Code generation & review
Higher benchmark score (0/100) indicates stronger performance on coding tasks like generating functions, debugging, and refactoring
Customer support chatbot
Faster response time (speed score 0/100) is critical for user-facing chat. DeepSeek V3.2 Exp also offers lower per-token costs for high-volume support
Long document analysis
Larger context window (164K tokens) can process longer documents, contracts, and research papers in a single pass
Batch data extraction
Lower output pricing ($0.41/M) reduces costs when processing thousands of records daily
Creative writing & content
Higher overall composite score (77/100) correlates with better nuance, coherence, and style in long-form content
DeepSeek V3.2 Exp clearly outperforms Llama 3 70B Instruct with a significant 36.7-point lead. For most general use cases, DeepSeek V3.2 Exp is the stronger choice. However, Llama 3 70B Instruct may still excel in niche scenarios.
Best for Quality
DeepSeek V3.2 Exp
Marginally better benchmark scores; both are excellent
Best for Cost
DeepSeek V3.2 Exp
46% lower pricing; better value at scale
Best for Reliability
DeepSeek V3.2 Exp
Higher uptime and faster response speeds
Best for Prototyping
DeepSeek V3.2 Exp
Stronger community support and better developer experience
Best for Production
DeepSeek V3.2 Exp
Wider enterprise adoption and proven at scale
by DeepSeek
| Capability | DeepSeek V3.2 Exp | Llama 3 70B Instruct |
|---|---|---|
| Vision (Image Input) | ||
| Function Callingdiffers | ||
| Streaming | ||
| JSON Mode | ||
| Reasoningdiffers | ||
| Web Search | ||
| Image Output |
DeepSeek
Meta
DeepSeek V3.2 Exp saves you $0.8280/month
That's 46% cheaper than Llama 3 70B Instruct at 1,000 tokens/request and 100 requests/day.

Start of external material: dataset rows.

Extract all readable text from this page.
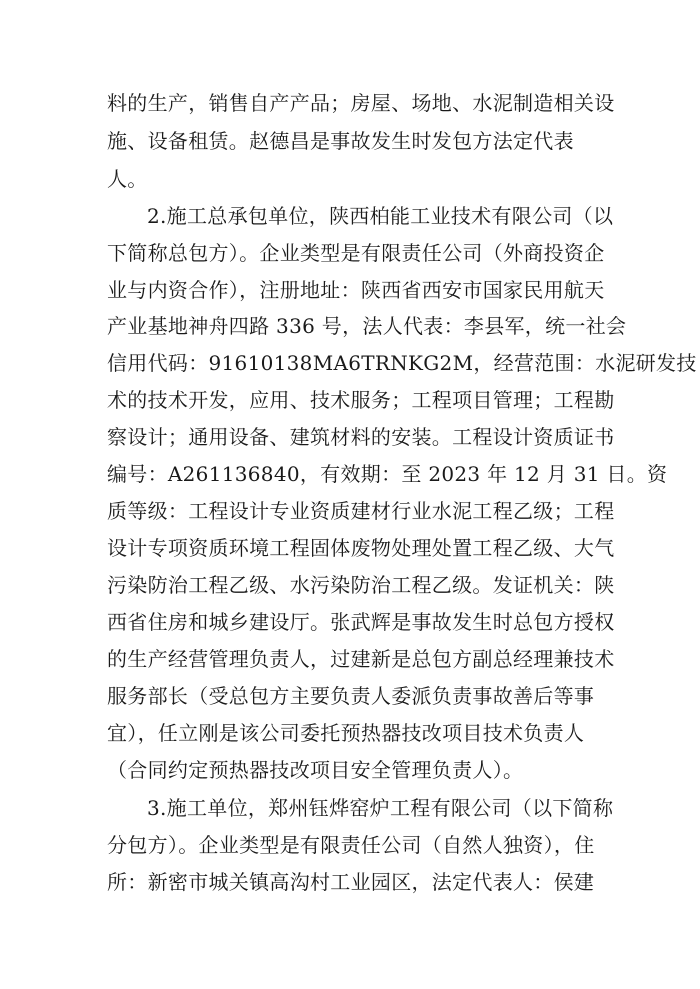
料的生产，销售自产产品；房屋、场地、水泥制造相关设
施、设备租赁。赵德昌是事故发生时发包方法定代表
人。
2.施工总承包单位，陕西柏能工业技术有限公司（以
下简称总包方）。企业类型是有限责任公司（外商投资企
业与内资合作），注册地址：陕西省西安市国家民用航天
产业基地神舟四路 336 号，法人代表：李县军，统一社会
信用代码：91610138MA6TRNKG2M，经营范围：水泥研发技
术的技术开发，应用、技术服务；工程项目管理；工程勘
察设计；通用设备、建筑材料的安装。工程设计资质证书
编号：A261136840，有效期：至 2023 年 12 月 31 日。资
质等级：工程设计专业资质建材行业水泥工程乙级；工程
设计专项资质环境工程固体废物处理处置工程乙级、大气
污染防治工程乙级、水污染防治工程乙级。发证机关：陕
西省住房和城乡建设厅。张武辉是事故发生时总包方授权
的生产经营管理负责人，过建新是总包方副总经理兼技术
服务部长（受总包方主要负责人委派负责事故善后等事
宜），任立刚是该公司委托预热器技改项目技术负责人
（合同约定预热器技改项目安全管理负责人）。
3.施工单位，郑州钰烨窑炉工程有限公司（以下简称
分包方）。企业类型是有限责任公司（自然人独资），住
所：新密市城关镇高沟村工业园区，法定代表人：侯建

Assumes 60% input / 40% output token ratio per request. Actual costs may vary based on your usage pattern.
| Parameter | DeepSeek V3.2 Exp | Llama 3 70B Instruct |
|---|---|---|
| Context Window | 164K | 8K |
| Max Output Tokens | 65,536 | 8,000 |
| Open Source | Yes | Yes |
| Created | Sep 29, 2025 | Apr 18, 2024 |
DeepSeek V3.2 Exp scores 77/100 (rank #94) compared to Llama 3 70B Instruct's 41/100 (rank #282), giving it a 37-point advantage. DeepSeek V3.2 Exp is the stronger overall choice, though Llama 3 70B Instruct may excel in specific areas like certain benchmarks.
DeepSeek V3.2 Exp is ranked #94 and Llama 3 70B Instruct is ranked #282 out of 290+ AI models. Rankings use a composite score combining benchmark performance (25%), pricing (25%), context window (15%), recency (15%), output capacity (10%), and versatility (10%). Scores update hourly.
DeepSeek V3.2 Exp is cheaper at $0.41/M output tokens vs Llama 3 70B Instruct's $0.74/M output tokens - 1.8x more expensive. Input token pricing: DeepSeek V3.2 Exp at $0.27/M vs Llama 3 70B Instruct at $0.51/M.
DeepSeek V3.2 Exp has a larger context window of 163,840 tokens compared to Llama 3 70B Instruct's 8,192 tokens. A larger context window means the model can process longer documents and conversations.